MIT creates a battery-free underwater sensor

Scientists are working to explore the oceans around the globe and to enable that MIT has invented a new type of sensor. These sensors will allow scientists to deploy the sensor arrays around the world without worrying about the sensors going offline because of a depleted battery. The sensors are described as using near-zero power to transmit sensor data.MIT researchers think their new sensor could be used to study climate change or track marine life over long periods. The sensors also have the potential to be used in water found on distant planets in the future. The way the battery-free sensor works uses a transmitter to send acoustic waves through the water toward a piezoelectric sensor that has data stored on it.

When the acoustic wave hits the sensor, the material vibrates and stores the resulting electrical charge. The stored energy is then used to reflect a wave back to the receiver, or it doesn't reflect a wave. Being able to alternate when it sends the reflection represents the one and zero of binary code.

The team says that once you have a way to send ones and zeros, you have a way to send any data you want.
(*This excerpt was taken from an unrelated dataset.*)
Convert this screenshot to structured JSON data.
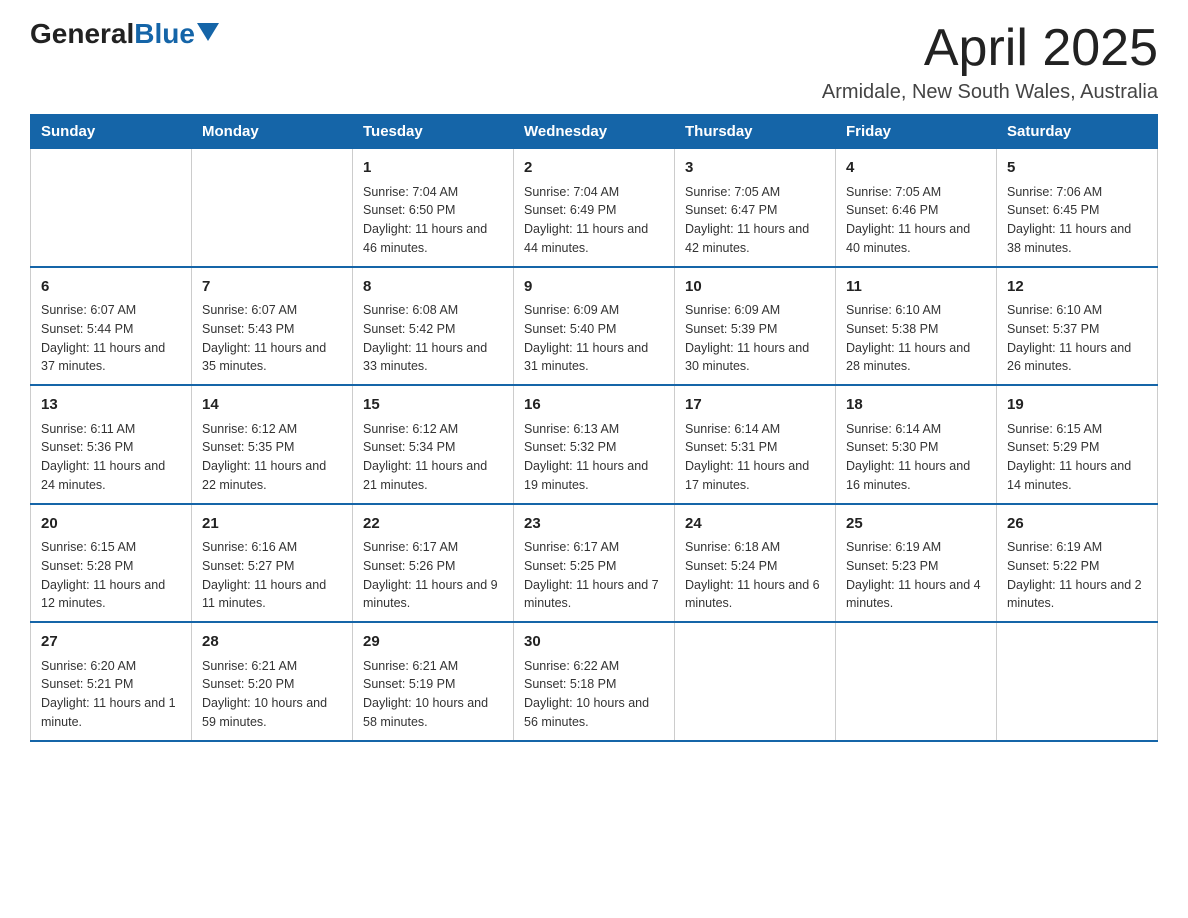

A test sensor located in an MIT pool collected water temperature and pressure, it was able to transmit data at 3 kilobytes per second, accurately, from two sensors at the same time at a distance of ten meters between the sensor and receiver.

The researchers see the new sensors as a potential benefit to NASA when it sends probes to Saturn's moon Titan in 2026. The battery-free design of the sensors opens the possibility of sensing in extreme environments. Any type of sensor can be integrated into the node by programming the microcontroller inside.